The fact that humanity would become corrupt played no part in the decision to make humanity in the first place, but it did play a part in the decision to bring the flood; therefore the logical place to tell us that fact comes between the two decisions. Similarly, He decided to bring only one global flood, but no more than one, because the destruction of such a flood would be too much to inflict twice; i.e. the fact of the destruction was not a reason to keep the number of such floods down to zero, but it was a reason to keep it down to one. Therefore the logical place to describe the destruction comes between the decision to bring one flood and the decision not to bring more than one.

Kach nir'eh li.

thanbo said...

Milhouse: I did take Rashi's reading of "consider", if you reread my second paragraph. It also uses the phrase "al libbo" both at the beginning and the end of the story. At the beginning, it's "vayitatzeiv al libbo" - he had grief in his heart (not clear to me whether this was over the corruption, or over the decision He took to push the reset button), and at the end "vayomer el libbo" upon experiencing the korbanot. The linkage to two ends of such a drastic act seem to me to express regrets over doing it, esp. since saying things "al libbo" or "belibbo" tends to occur in places where someone is thinking something different from what they're saying. So at the beginning, He commands the Deluge, but regrets it. At the end, He says to himself "I won't do this again" He does seem to regret having done so, or having had to do so.
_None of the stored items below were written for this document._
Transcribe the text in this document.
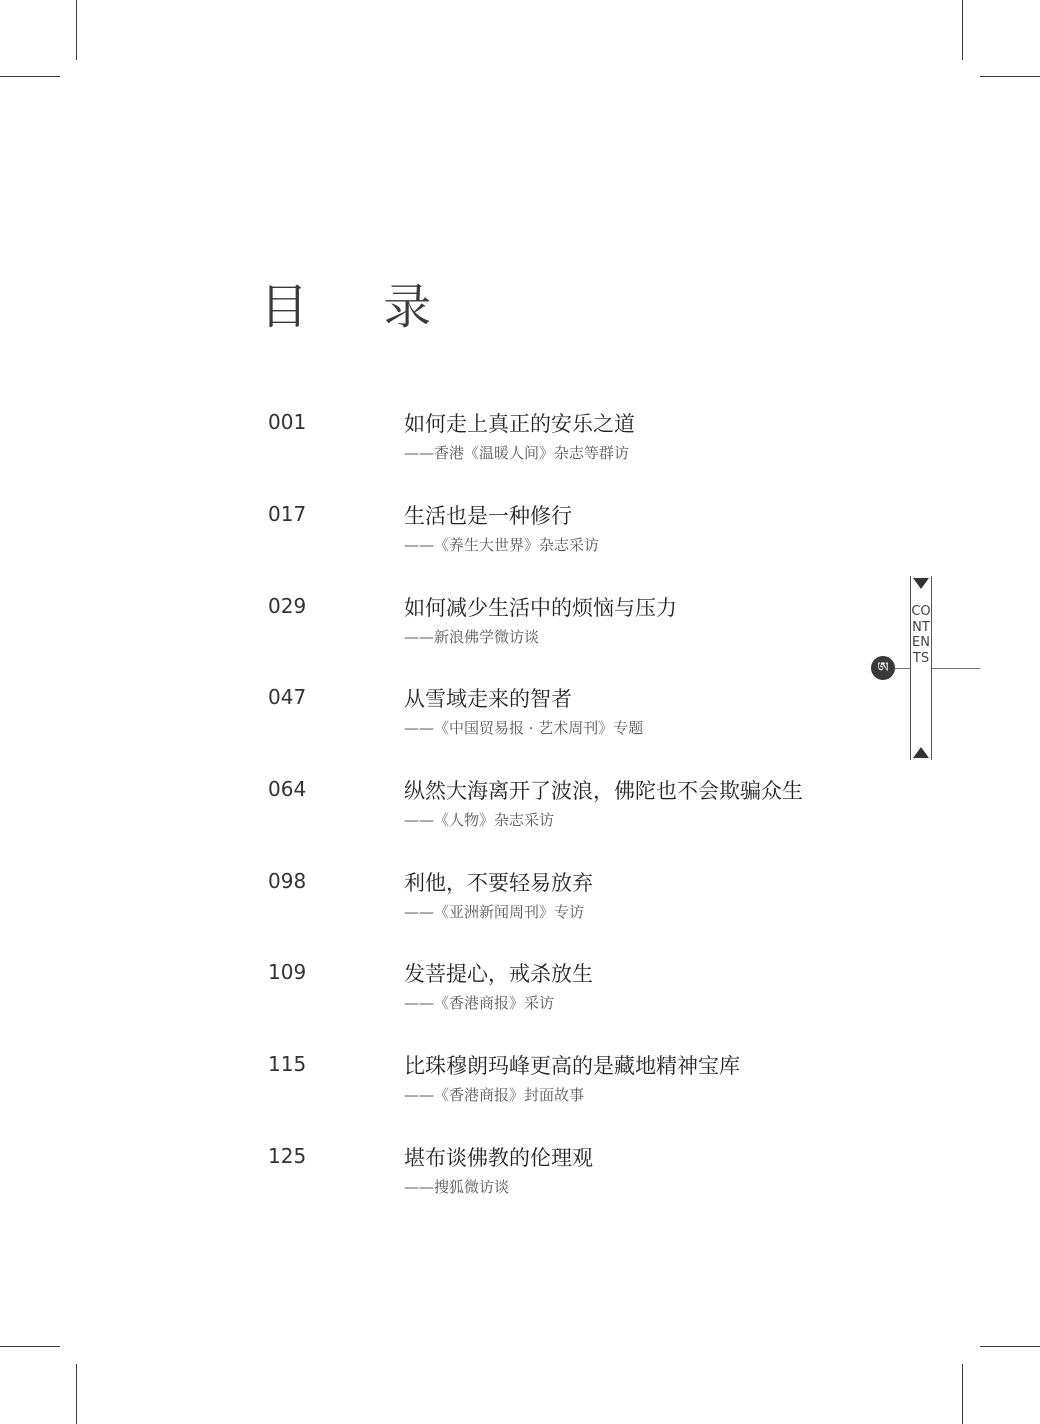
目 录
001	如何走上真正的安乐之道
——香港《温暖人间》杂志等群访
017	生活也是一种修行
——《养生大世界》杂志采访
029	如何减少生活中的烦恼与压力
——新浪佛学微访谈
047	从雪域走来的智者
——《中国贸易报 · 艺术周刊》专题
064	纵然大海离开了波浪，佛陀也不会欺骗众生
——《人物》杂志采访
098	利他，不要轻易放弃
——《亚洲新闻周刊》专访
109	发菩提心，戒杀放生
——《香港商报》采访
115	比珠穆朗玛峰更高的是藏地精神宝库
——《香港商报》封面故事
125	堪布谈佛教的伦理观
——搜狐微访谈
ཨ
CONTENTS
[and Steg:] And then, when presented with the Tower, and the implicit threat that it represented (11:6) - whatever the midrashim say the threat was, the text implies a threat. So God resolves to do something, but rather than call down destruction again, He does something subtler.

Anonymous: well, if you're positing "authors" for the Torah, if my God-concept is shaped by the Rishonim, the Torah was written 2000 years earlier, so of course they might have had a different god-concept.
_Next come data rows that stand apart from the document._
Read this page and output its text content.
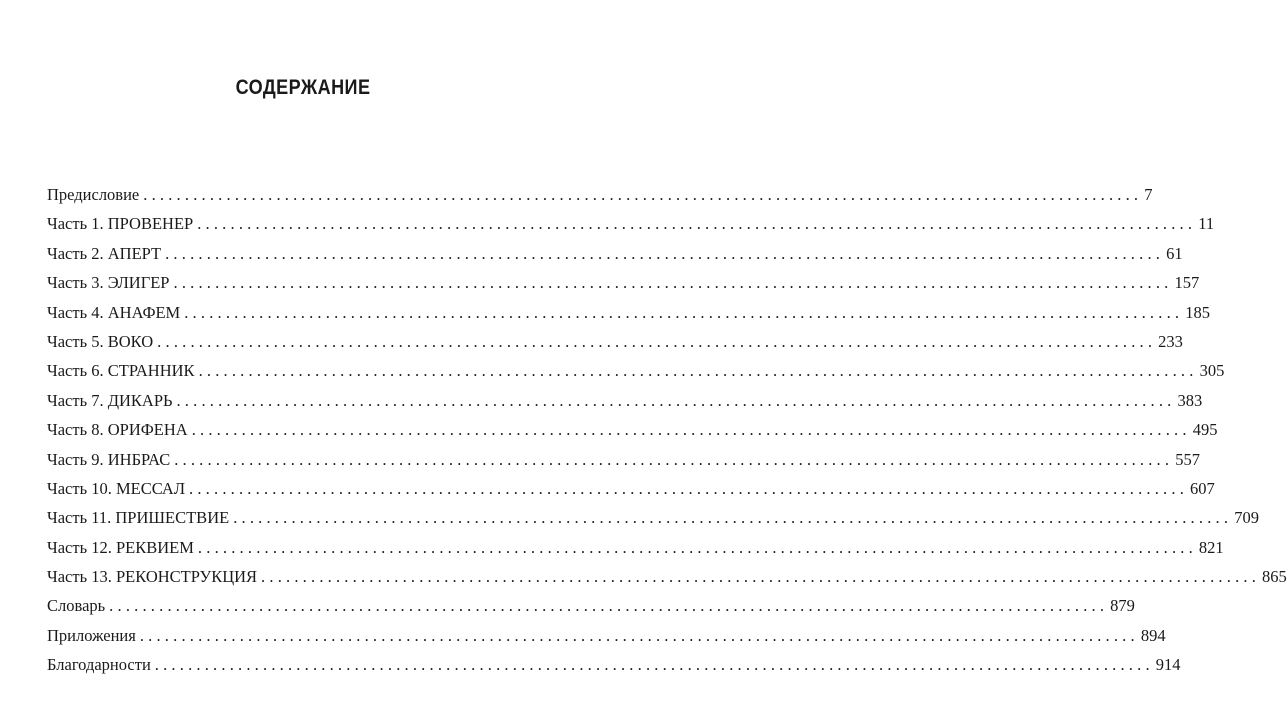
СОДЕРЖАНИЕ
Предисловие ........................................................................................................................ 7
Часть 1. ПРОВЕНЕР ........................................................................................................................ 11
Часть 2. АПЕРТ ........................................................................................................................ 61
Часть 3. ЭЛИГЕР ........................................................................................................................ 157
Часть 4. АНАФЕМ ........................................................................................................................ 185
Часть 5. ВОКО ........................................................................................................................ 233
Часть 6. СТРАННИК ........................................................................................................................ 305
Часть 7. ДИКАРЬ ........................................................................................................................ 383
Часть 8. ОРИФЕНА ........................................................................................................................ 495
Часть 9. ИНБРАС ........................................................................................................................ 557
Часть 10. МЕССАЛ ........................................................................................................................ 607
Часть 11. ПРИШЕСТВИЕ ........................................................................................................................ 709
Часть 12. РЕКВИЕМ ........................................................................................................................ 821
Часть 13. РЕКОНСТРУКЦИЯ ........................................................................................................................ 865
Словарь ........................................................................................................................ 879
Приложения ........................................................................................................................ 894
Благодарности ........................................................................................................................ 914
But I prefer not to adopt that faith position (that humans wrote the Bible).

Dilbert: non-midrashic reading. I've been reading David Plotz' "Blogging the Bible" series at Slate for just such a perspective.

"The pattern is set until the close of prophecy": yes, that fits my Tower/repentance theme, since God learned from His "failure" at the Flood, that pressing the reset button isn't the answer.

If, as Cassuto argues, it was a local flood, then the existential aspect of God as Destroyer of His Creation because of His Mistake in creating Man, falls away.